Kamis, 11 Juni 2015

Soeharto di Wonogiri

Soeharto di Wonogiri

Bandung Mawardi  ;  Esais
KORAN TEMPO, 11 Juni 2015

                                                                                                                                                           
                                                                                                                                                           

Keruntuhan rezim Orde Baru (1998) membelah anggapan publik atas ketokohan Soeharto. Hujatan dan pujian mengarah ke Soeharto. Memori kekuasaan selama puluhan tahun menjadi bukti untuk memberi apresiasi. Sejak 1998, buku-buku bertema Soeharto dan Orde Baru sering diterbitkan sebagai ekspresi memusuhi dan mengultuskan Soeharto. Perang opini dimunculkan demi menghancurkan dan memuliakan Soeharto (8 Juni 1921 - 27 Januari 2008).

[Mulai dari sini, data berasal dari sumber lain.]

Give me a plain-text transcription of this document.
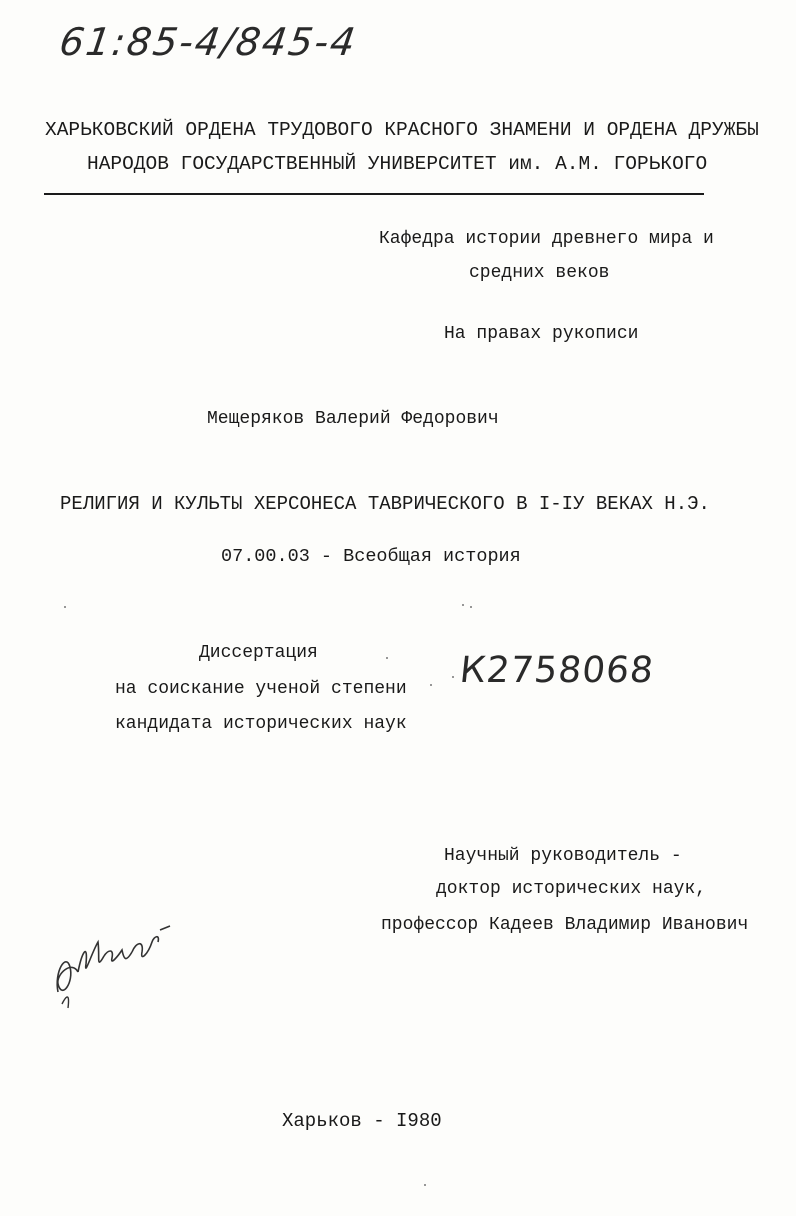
61:85-4/845-4
ХАРЬКОВСКИЙ ОРДЕНА ТРУДОВОГО КРАСНОГО ЗНАМЕНИ И ОРДЕНА ДРУЖБЫ
НАРОДОВ ГОСУДАРСТВЕННЫЙ УНИВЕРСИТЕТ им. А.М. ГОРЬКОГО
Кафедра истории древнего мира и
средних веков
На правах рукописи
Мещеряков Валерий Федорович
РЕЛИГИЯ И КУЛЬТЫ ХЕРСОНЕСА ТАВРИЧЕСКОГО В I-IУ ВЕКАХ Н.Э.
07.00.03 - Всеобщая история
Диссертация
на соискание ученой степени
кандидата исторических наук
К2758068
Научный руководитель -
доктор исторических наук,
профессор Кадеев Владимир Иванович
Харьков - I980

Ikhtiar mengenang dan memuliakan Soeharto terus dilakukan dengan pembuatan museum, patung, monumen, kaus, buku, dan pendirian partai politik. Soeharto dianggap masih hidup meski tak lagi presiden dan almarhum. Di Indonesia, "politik almarhum" justru membuat sebaran ideologis menguat. Semula, publik mengekspresikan perlawanan terhadap Soeharto dengan pemunculan "politik almarhum" mengacu kepada Sukarno. Pada masa pemerintahan SBY, orang-orang mulai melakukan kritik dan ejekan kepada penguasa dengan menggunakan sensasi "politik almarhum", yang bereferensi kepada Soeharto dan kerinduan terhadap episode Orde Baru.

Peringatan hari kelahiran Soeharto menjadi ekspresi politik dan kultural. Begug Poernomosidi mengadakan acara peresmian Padepokan Soeharto pada 8 Juni 2015. Pedepokan itu beralamat di Jalan Ahmad Yani 41, Wonogiri, Jawa Tengah. Pengunjung bisa melihat koleksi keris, batu akik, dan baju. Penggagas dan pendiri Padepokan Soeharto itu berdalih biografi. Soeharto menjalani masa kecil dan remaja di Wonogiri. Soeharto pun dianggap mendapat asupan spiritualitas di Wonogiri. Konon, Wonogiri adalah "bumi spiritual" saat dijadikan tempat perjuangan R.M. Said atau Mangkunegara I. Pedepokan sengaja dijadikan "tempat bersejarah" demi menghidupkan kembali ketokohan dan pemikiran-pemikiran Soeharto.

Kita bisa membuka buku berjudul Anak Desa: Biografi Presiden Soeharto (1976) susunan O.G. Roeder untuk mengingat makna Wonogiri bagi Soeharto. Dulu, Soeharto saat masih bocah sampai remaja diasuh oleh Prawirohardjo di Wonogiri. Soeharto memiliki kenangan indah saat menjalani hari-hari di Wonogiri: bersekolah dan belajar tentang kehidupan. Di Wonogiri, Soeharto juga menekuni kebatinan. Peristiwa paling bersejarah adalah pertemuan Soeharto dan Hartinah. Wonogiri menjadi tempat romantis bagi dua insan itu memadu asmara.

Peta biografi Soeharto mengisahkan Wonogiri adalah tempat pengasuhan dan pembentukan diri. Tahun demi tahun berlalu. Soeharto tampil sebagai tentara dan berhasil menjadi presiden. Pembelajaran politik, militer, dan kebatinan tetap bereferensi ke Mangkunegara I. Soeharto berpedoman pada Tridharma, yang berisi tiga ajaran penting: rumangsa melu handarbeni, wajib melu hangrungkebi, dan mulat sarira hangrasa wani. Ekspresi memiliki, membina, dan mawas diri dalam berbangsa-bernegara selalu harus dibuktikan demi Indonesia.

Juni menjadi bulan "persaingan" dalam menghormati dan meneladani dua tokoh besar: Sukarno dan Soeharto. Penambahan jumlah tempat-tempat bersejarah sengaja membesarkan "legenda" dan pengawetan Orde Baru. Sekarang, "politik almarhum" bertokoh Soeharto menjadi ekspresi tandingan untuk pemerintahan Joko Widodo-Jusuf Kalla. Di Wonogiri, memori Soeharto dihidupkan untuk menggenapi memori di Cendana, Taman Mini Indonesia Indah, Kemusuk, Istana Negara, dan Karanganyar.